Смутные слухи о трениях с Советом. Наконец, как будто выясняется: спор – насчет времени Учредительного собрания, немедля – или после войны.
Вот вышли «Известия». Ничего, хороший тон. Рабочий совет пока отлично себя держит. Доверие к Керенскому, вошедшему в кабинет, положительно спасает дело.
Даже Д.В., вечный противник Керенского, вечно споривший с ним, сегодня признал: «А.Ф. оказался живым воплощением революционного и государственного пафоса. Обдумывать некогда. Надо действовать по интуиции. И каждый раз у него интуиция гениальная. Напротив, у Милюкова нет интуиции. Его речь – бестактна в той обстановке, в которой он говорил».
Это подлинные слова Д.В., и – ведь это только то сознание, к которому должны, обязаны, хоть теперь, прийти все кадеты и кадетствующие. И о сию пору не приходят, и не верю я, что придут. Я их ненавижу от страха (за Россию), совершенно так же, как их действенных антиподов, крайних левых («голых» левых с «голыми» низами).
В Керенском – потенция моста, соединение тех и других, и преображения их во что-то единое третье, революционно-творческое (единственно нужное сейчас).
Ведь вот: между
Часа в три лазарет инвалидов, что против нас, высыпал на улицу. Одноногие, калеки тоже пошли в Думу и знамя себе устроили красное, и тоже «республика», «земля и воля» и все такое. Мы отворили занесенные сугробами окна (снегу сегодня, снегу намело – небывало!), махали им красным. Стали они красных лент просить. Мы им бросали все, что имели, даже красные цветы гвоздики (стояли у меня с первого представления «Зеленого кольца»).
Ваня Пугачев каждый день является к нам из Думы (сидит в Сов. р. д.).
Рассуждает: «Дом Романовых достаточно себя показал. Не мужественно Николай себя вел. Ну, мы терпели, как крепостные. Довольно. А только Родзянке народ не доверился. Вот Керенский и Чхеидзе – этим народ поверил, как они ни в чем не замечены. Это дело совсем иное. А войну сразу прекратить немыслимо, Вильгельм брат двоюродный, если он власть возьмет – он нам опять Романова посадит, очень просто. И опять это на триста лет».
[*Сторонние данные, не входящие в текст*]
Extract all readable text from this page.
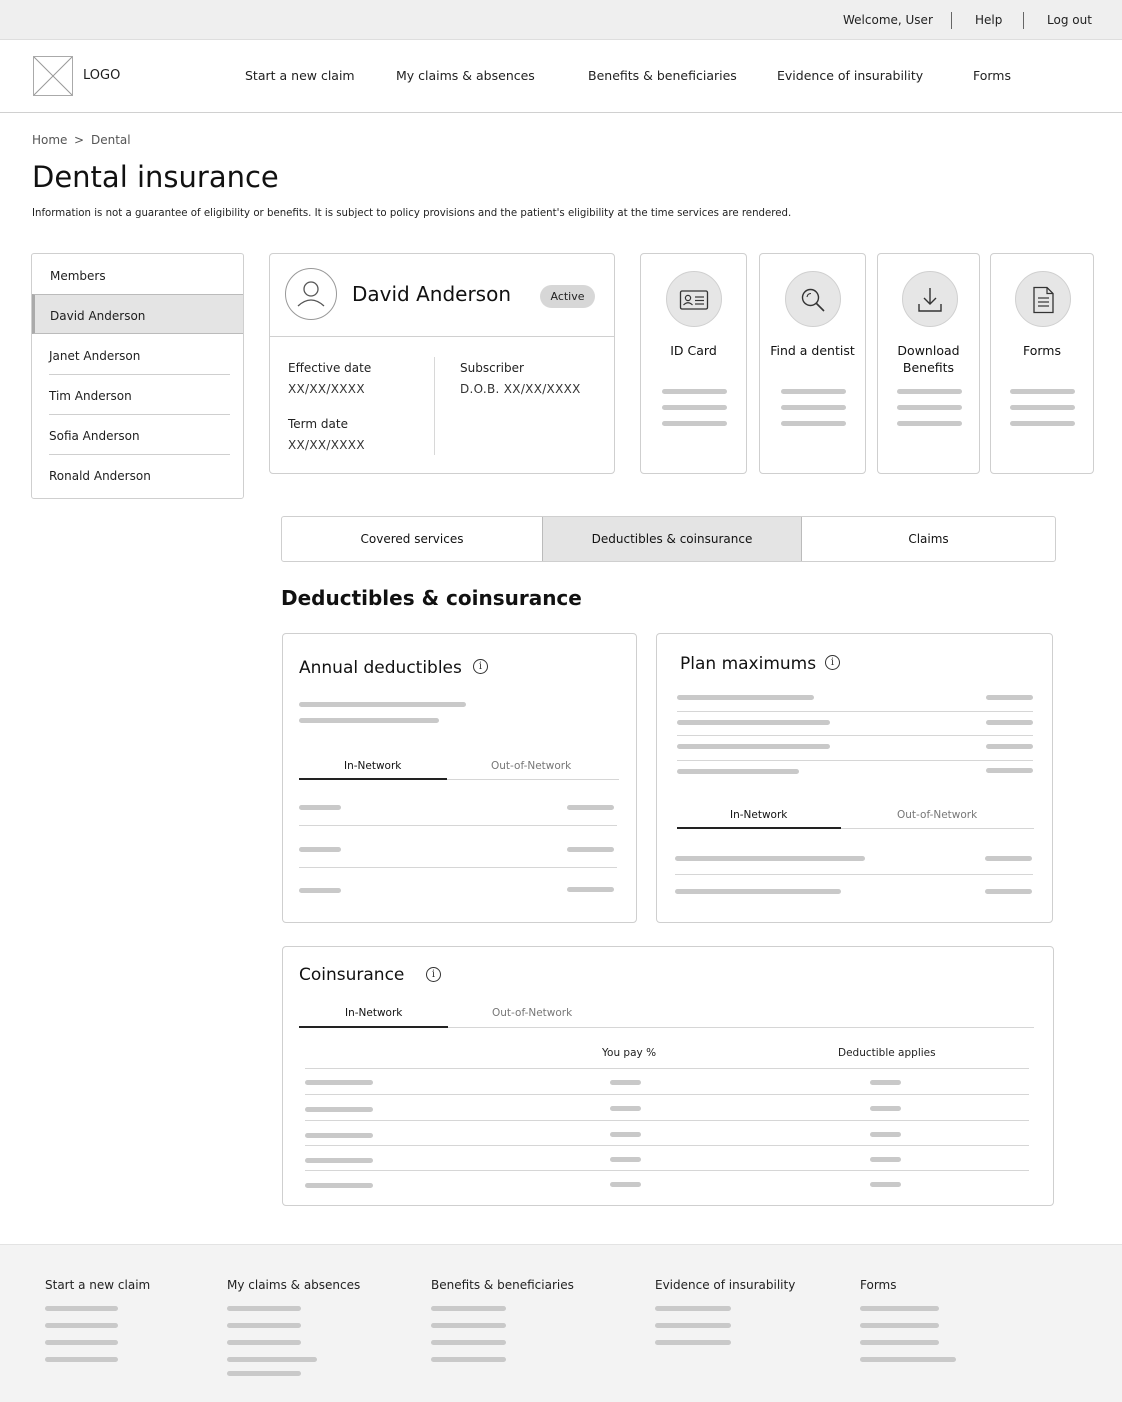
Welcome, User	Help	Log out
LOGO	Start a new claim	My claims & absences	Benefits & beneficiaries	Evidence of insurability	Forms
Home > Dental
Dental insurance

Information is not a guarantee of eligibility or benefits. It is subject to policy provisions and the patient's eligibility at the time services are rendered.

Members
David Anderson
Janet Anderson
Tim Anderson
Sofia Anderson
Ronald Anderson
David Anderson	Active
Effective date
XX/XX/XXXX
Term date
XX/XX/XXXX
Subscriber
D.O.B. XX/XX/XXXX
ID Card	Find a dentist	Download
Benefits
Forms
Covered services	Deductibles & coinsurance	Claims
Deductibles & coinsurance
Annual deductibles	i
In-Network	Out-of-Network
Plan maximums	i
In-Network	Out-of-Network
Coinsurance	i
In-Network	Out-of-Network
You pay %	Deductible applies
Start a new claim	My claims & absences	Benefits & beneficiaries	Evidence of insurability	Forms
Не вижу что-то другого нашего Ваню – Румянцева (солдат-рабочий). И Сережу Глебова. Последний очень интеллигентен.
Какая сегодня опять белоперистая вешняя пурга. И сиянье.
Вышли газеты. За ними – хвосты. Все похожи в смысле «ангелы поют на небесах и штандарт Временного правительства скачет». Однако трения не ликвидированы. Меньшинство Сов. р. д., но самое энергичное, не позволяет рабочим печатать некоторые газеты и, главное, становиться на работы. А пока заводы не работают – положение не может считаться твердым.
В аполитических низах, у просто «улицы», переходящей в «демократию», общее настроение: против Романовых (отсюда и против «царя», ибо, к счастью, это у них неразрывно соединено). Потихоньку всплывает вопрос церкви. Ее собственная позиция для меня даже неинтересна,
до такой степени заранее могла быть предугадана во всех подробностях. Кое-где на образах – красные банты (в церкви). Кое в каких церквах – «самодержавнейший». А в одной священник объявил причту: «Ну, братцы, кому башка не дорога – пусть поминает, а я не буду». Здесь священник проповедует покорность новому «благоверному правительству» (во имя невмешательства церкви в политику); там – плачет о царе-помазаннике, с благодатью… К такому плачу слушатели относятся разно: где-то плакали вместе с проповедником, а на Лиговке солдаты повели батюшку вон. Не смутился: можете, говорит, убить меня за правду… Не убили, конечно.
Со жгучим любопытством прислушиваюсь тут к аполитической, уличной, широкой демократии. Одни искренно думают, что «свергли царя» – значит, «свергли и церковь» – «отменено учреждение». Привыкли сплошь соединять вместе, неразрывно. И логично. Хотя, говорят «церковь» – но весьма подразумевают «попов», ибо насчет церкви находятся в самом полном, круглом невежестве. (Естественно.) У более безграмотных это более выпукло: «Сама видела, написано: долой монахию. Всех, значит, монахов, по шапке». Или: «А мы нынче нарочно в церковь пошли, слушали-слушали, дьякон бормочет, поминать не смеет, а других слов для служения нет, так и кончили, почитай, без службы…»
Солдат подхватывает:
– Понятное дело. Как пойдут, бывало, частить и старуху, и родичей… Глядь – и обедня…
Пока записываю лишь наблюдения, без выводов. Вернусь.
Город еще полон кипеньем. Нынче мимо нас шла двухверстная толпа с пением и флагом – «Да здравствует совет рабочих депутатов».
Устала сегодня, а писать надо много.